Exception: Could not compute split, block input-0-1446778594400 not found
        at org.apache.spark.rdd.BlockRDD.compute(BlockRDD.scala:51)
        at org.apache.spark.rdd.RDD.computeOrReadCheckpoint(RDD.scala:277)
        at org.apache.spark.rdd.RDD.iterator(RDD.scala:244)
        at org.apache.spark.rdd.MapPartitionsRDD.compute(MapPartitionsRDD.scala:35)
        at org.apache.spark.rdd.RDD.computeOrReadCheckpoint(RDD.scala:277)
        at org.apache.spark.rdd.RDD.iterator(RDD.scala:244)
        at org.apache.spark.rdd.MapPartitionsRDD.compute(MapPartitionsRDD.scala:35)
        at org.apache.spark.rdd.RDD.computeOrReadCheckpoint(RDD.scala:277)
        at org.apache.spark.rdd.RDD.iterator(RDD.scala:244)
        at org.apache.spark.rdd.MapPartitionsRDD.compute(MapPartitionsRDD.scala:35)
        at org.apache.spark.rdd.RDD.computeOrReadCheckpoint(RDD.scala:277)
        at org.apache.spark.rdd.RDD.iterator(RDD.scala:244)
        at org.apache.spark.scheduler.ShuffleMapTask.runTask(ShuffleMapTask.scala:70)
        at org.apache.spark.scheduler.ShuffleMapTask.runTask(ShuffleMapTask.scala:41)
        at org.apache.spark.scheduler.Task.run(Task.scala:70)
        at org.apache.spark.executor.Executor$TaskRunner.run(Executor.scala:213)
        at java.util.concurrent.ThreadPoolExecutor.runWorker(ThreadPoolExecutor.java:1145)
        at java.util.concurrent.ThreadPoolExecutor$Worker.run(ThreadPoolExecutor.java:615)

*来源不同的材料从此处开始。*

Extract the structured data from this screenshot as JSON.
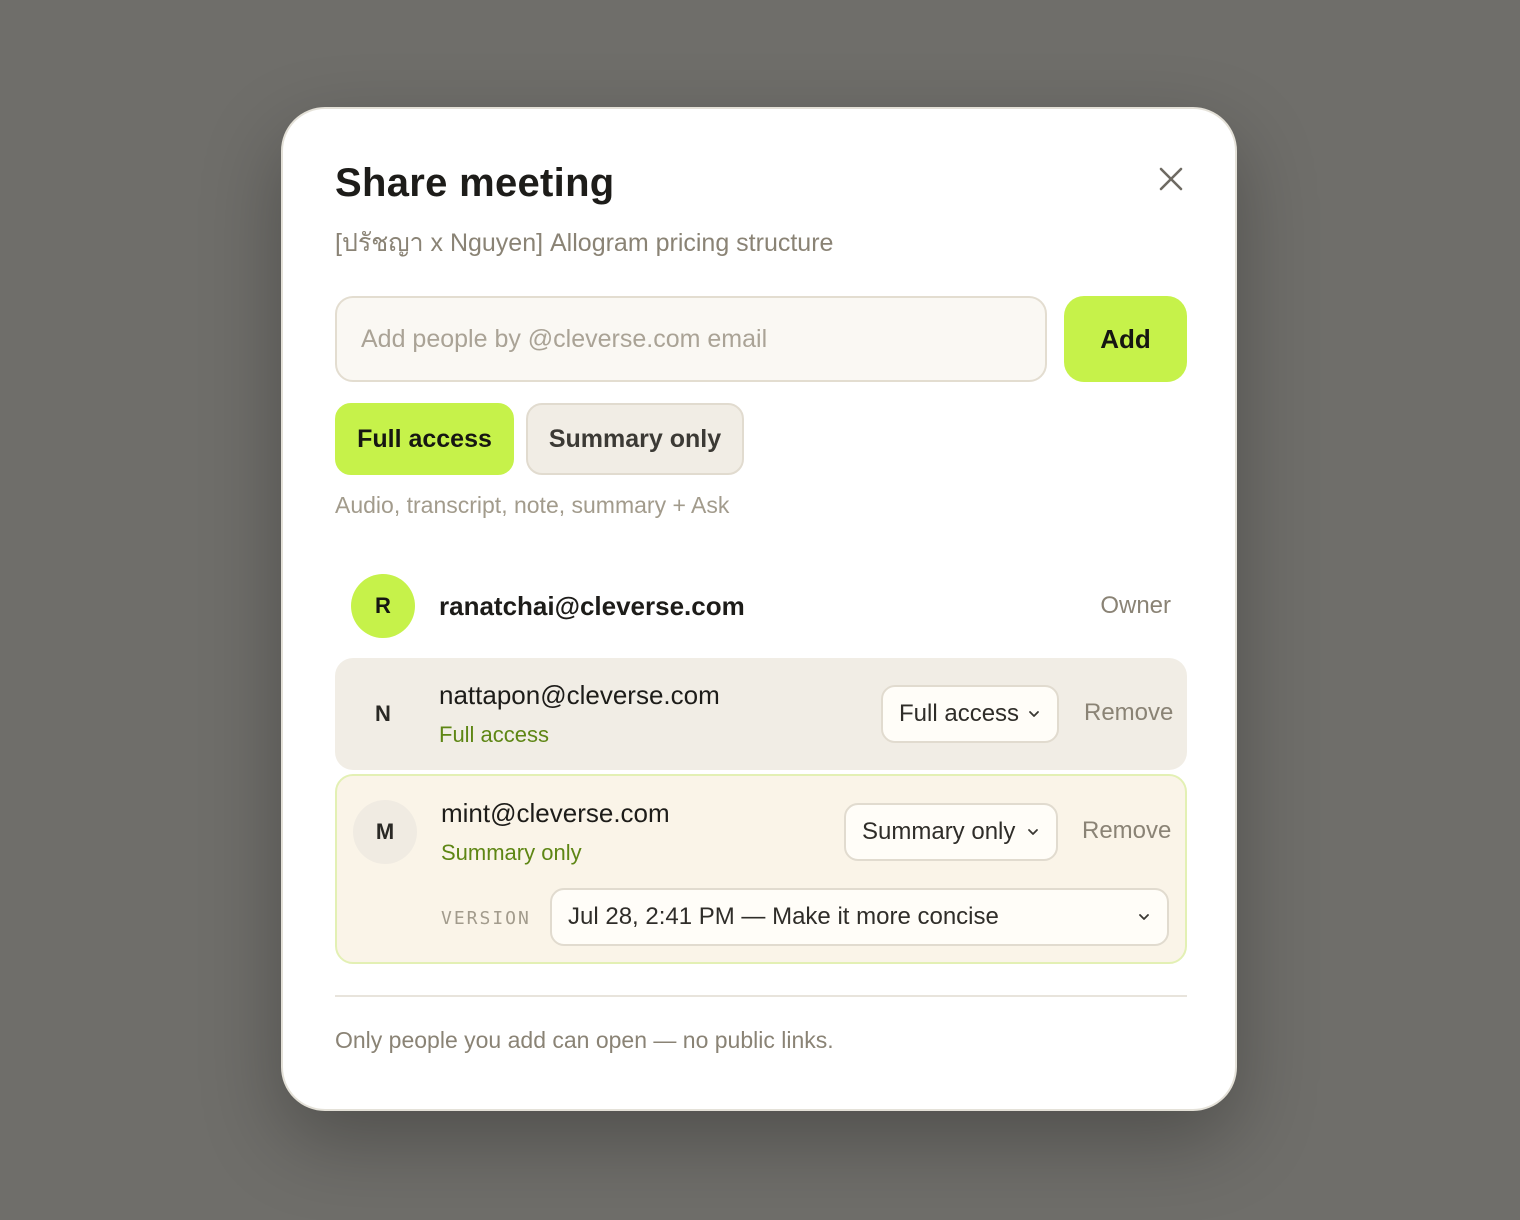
{
  "modal": {
    "title": "Share meeting",
    "subtitle": "[ปรัชญา x Nguyen] Allogram pricing structure",
    "close_icon": "close-icon"
  },
  "invite": {
    "placeholder": "Add people by @cleverse.com email",
    "value": "",
    "add_label": "Add"
  },
  "access_options": {
    "full_label": "Full access",
    "summary_label": "Summary only",
    "selected": "Full access",
    "description": "Audio, transcript, note, summary + Ask"
  },
  "owner": {
    "initial": "R",
    "email": "ranatchai@cleverse.com",
    "role": "Owner"
  },
  "members": [
    {
      "initial": "N",
      "email": "nattapon@cleverse.com",
      "access": "Full access",
      "dropdown_value": "Full access",
      "remove_label": "Remove"
    },
    {
      "initial": "M",
      "email": "mint@cleverse.com",
      "access": "Summary only",
      "dropdown_value": "Summary only",
      "remove_label": "Remove",
      "version_label": "VERSION",
      "version_value": "Jul 28, 2:41 PM — Make it more concise"
    }
  ],
  "footer": {
    "note": "Only people you add can open — no public links."
  },
  "colors": {
    "accent": "#c6f24a",
    "access_text": "#5e8614",
    "backdrop": "#6f6e6a"
  }
}
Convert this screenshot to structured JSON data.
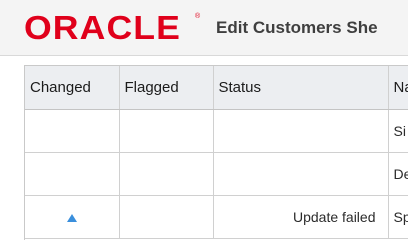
{
  "header": {
    "logo_text": "ORACLE",
    "logo_mark": "®",
    "title": "Edit Customers She"
  },
  "table": {
    "columns": [
      "Changed",
      "Flagged",
      "Status",
      "Na"
    ],
    "rows": [
      {
        "changed": "",
        "flagged": "",
        "status": "",
        "name": "Si"
      },
      {
        "changed": "",
        "flagged": "",
        "status": "",
        "name": "De"
      },
      {
        "changed": "up-arrow-icon",
        "flagged": "",
        "status": "Update failed",
        "name": "Sp"
      }
    ]
  },
  "colors": {
    "brand_red": "#e0001b",
    "arrow_blue": "#3a8fdc"
  }
}
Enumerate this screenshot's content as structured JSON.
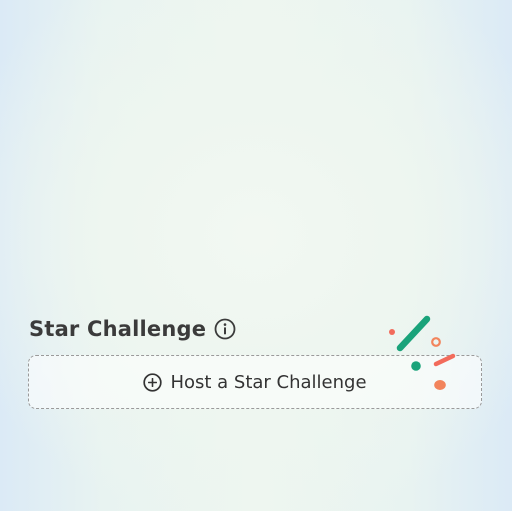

        at java.lang.Thread.run(Thread.java:745)

Driver stacktrace:
        at org.apache.spark.scheduler.DAGScheduler.org$apache$spark$scheduler$DAGScheduler$$failJobAndIndependentStages(DAGScheduler.scala:1273) ~[spark-core_2.10-1.4.1.3.jar:1.4.1.3]
        at org.apache.spark.scheduler.DAGScheduler$$anonfun$abortStage$1.apply(DAGScheduler.scala:1264) ~[spark-core_2.10-1.4.1.3.jar:1.4.1.3]
        at org.apache.spark.scheduler.DAGScheduler$$anonfun$abortStage$1.apply(DAGScheduler.scala:1263) ~[spark-core_2.10-1.4.1.3.jar:1.4.1.3]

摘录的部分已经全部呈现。